Auch eine Reduktion des Leistungskatalogs strebt die FDP an und denkt dabei insbesondere an die Komplementärmedizin oder einen obligatorischen Bezug von Generika.
Was den Punkt der Komplementärmedizin betrifft, wird der Bundesrat die gleichen Argumente ins Feld führen wie bei der eingangs genannten Motion Nantermod zur Wahlfreiheit. Die gewählten Leistungen wären nicht mehr obligatorisch und würden daher nicht mehr solidarisch von der gesamten Bevölkerung getragen.

Buffat beharrt auf WZW

Und schliesslich ist da noch die Motion vom SVP-Nationalrat Michaël Buffat. Der Waadtländer Finanzberater will jene Behandlung von der Kassenpflicht befreien, «die wenig wirksam oder veraltet sind oder die WZW-Kriterien nicht erfüllen.»
Ohne Komplementärmedizin beim Namen zu nennen, meint er natürlich gerade diese Behandlungsmethoden, bei denen mit schulmedizinischen Methoden die Wirksamkeit nicht oder nur mangelhaft nachgewiesen werden kann.
Niemand ist überrascht, dass sich der Dachverband Komplementärmedizin gegen diese Vorstösse wehrt. Wie der Bundesrat verweist er auf den Verfassungsauftrag und das Solidaritätsprinzip im KVG. Zudem wäre eine Wahlmöglichkeit nicht prämienrelevant. Die Gesamtkosten der ärztlichen Komplementärmedizin betragen heute 18 Millionen Franken.
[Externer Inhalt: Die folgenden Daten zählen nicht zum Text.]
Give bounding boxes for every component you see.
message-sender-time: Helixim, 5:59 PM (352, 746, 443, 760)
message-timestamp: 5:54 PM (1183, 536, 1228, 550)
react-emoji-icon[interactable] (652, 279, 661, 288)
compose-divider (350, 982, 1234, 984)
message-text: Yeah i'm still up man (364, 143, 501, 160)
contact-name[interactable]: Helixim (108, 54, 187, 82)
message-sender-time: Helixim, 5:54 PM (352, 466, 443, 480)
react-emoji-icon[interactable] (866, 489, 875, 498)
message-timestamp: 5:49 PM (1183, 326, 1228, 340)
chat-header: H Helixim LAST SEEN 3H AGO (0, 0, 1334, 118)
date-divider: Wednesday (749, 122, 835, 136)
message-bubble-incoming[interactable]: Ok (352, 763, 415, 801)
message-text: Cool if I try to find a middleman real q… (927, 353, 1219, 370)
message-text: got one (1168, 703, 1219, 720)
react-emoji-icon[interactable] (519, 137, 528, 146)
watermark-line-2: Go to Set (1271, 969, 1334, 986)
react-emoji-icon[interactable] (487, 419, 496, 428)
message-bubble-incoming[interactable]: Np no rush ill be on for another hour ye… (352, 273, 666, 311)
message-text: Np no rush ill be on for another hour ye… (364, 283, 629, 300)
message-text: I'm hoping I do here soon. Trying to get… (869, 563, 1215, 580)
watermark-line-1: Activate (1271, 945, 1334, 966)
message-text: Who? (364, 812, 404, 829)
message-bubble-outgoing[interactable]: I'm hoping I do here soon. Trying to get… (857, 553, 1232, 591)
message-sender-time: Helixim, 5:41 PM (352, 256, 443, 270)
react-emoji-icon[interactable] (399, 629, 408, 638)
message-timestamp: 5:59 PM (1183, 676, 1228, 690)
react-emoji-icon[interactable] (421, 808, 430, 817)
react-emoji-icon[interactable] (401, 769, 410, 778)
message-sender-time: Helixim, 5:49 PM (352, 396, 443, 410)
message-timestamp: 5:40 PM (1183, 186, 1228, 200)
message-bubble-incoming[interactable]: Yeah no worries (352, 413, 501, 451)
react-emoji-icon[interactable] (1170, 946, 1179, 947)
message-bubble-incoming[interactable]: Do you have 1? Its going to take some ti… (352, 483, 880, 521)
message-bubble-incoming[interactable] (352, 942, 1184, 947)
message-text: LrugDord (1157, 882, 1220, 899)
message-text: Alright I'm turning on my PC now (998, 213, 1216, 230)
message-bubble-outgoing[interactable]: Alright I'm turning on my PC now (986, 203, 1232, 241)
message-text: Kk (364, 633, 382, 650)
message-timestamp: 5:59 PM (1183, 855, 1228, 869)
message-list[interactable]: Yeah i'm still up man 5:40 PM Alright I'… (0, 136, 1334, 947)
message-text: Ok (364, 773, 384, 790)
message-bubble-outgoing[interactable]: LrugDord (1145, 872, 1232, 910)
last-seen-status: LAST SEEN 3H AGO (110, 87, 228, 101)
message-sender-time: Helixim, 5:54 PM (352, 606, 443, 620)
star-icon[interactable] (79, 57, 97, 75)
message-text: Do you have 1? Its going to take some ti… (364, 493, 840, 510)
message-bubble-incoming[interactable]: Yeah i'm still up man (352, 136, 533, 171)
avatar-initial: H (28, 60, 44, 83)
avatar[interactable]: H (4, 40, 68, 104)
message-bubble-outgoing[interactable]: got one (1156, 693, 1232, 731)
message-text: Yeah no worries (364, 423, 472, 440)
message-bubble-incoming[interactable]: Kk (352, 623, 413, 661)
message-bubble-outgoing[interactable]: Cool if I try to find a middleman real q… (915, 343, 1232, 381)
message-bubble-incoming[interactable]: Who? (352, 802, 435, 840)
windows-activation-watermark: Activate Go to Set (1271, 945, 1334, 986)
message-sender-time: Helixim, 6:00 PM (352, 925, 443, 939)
Pro Person und Jahr seien das 2 Franken; 16,7 Rappen pro Monat.
Schliesslich sei Komplementärmedizin beliebt, bei Schwangerschaften, bei Kindern oder älteren Menschen, bei denen konventionelle Medikamente wegen dem Gefährdungspotenzial nur mit Bedacht und Vorsicht eingesetzt werden könnten.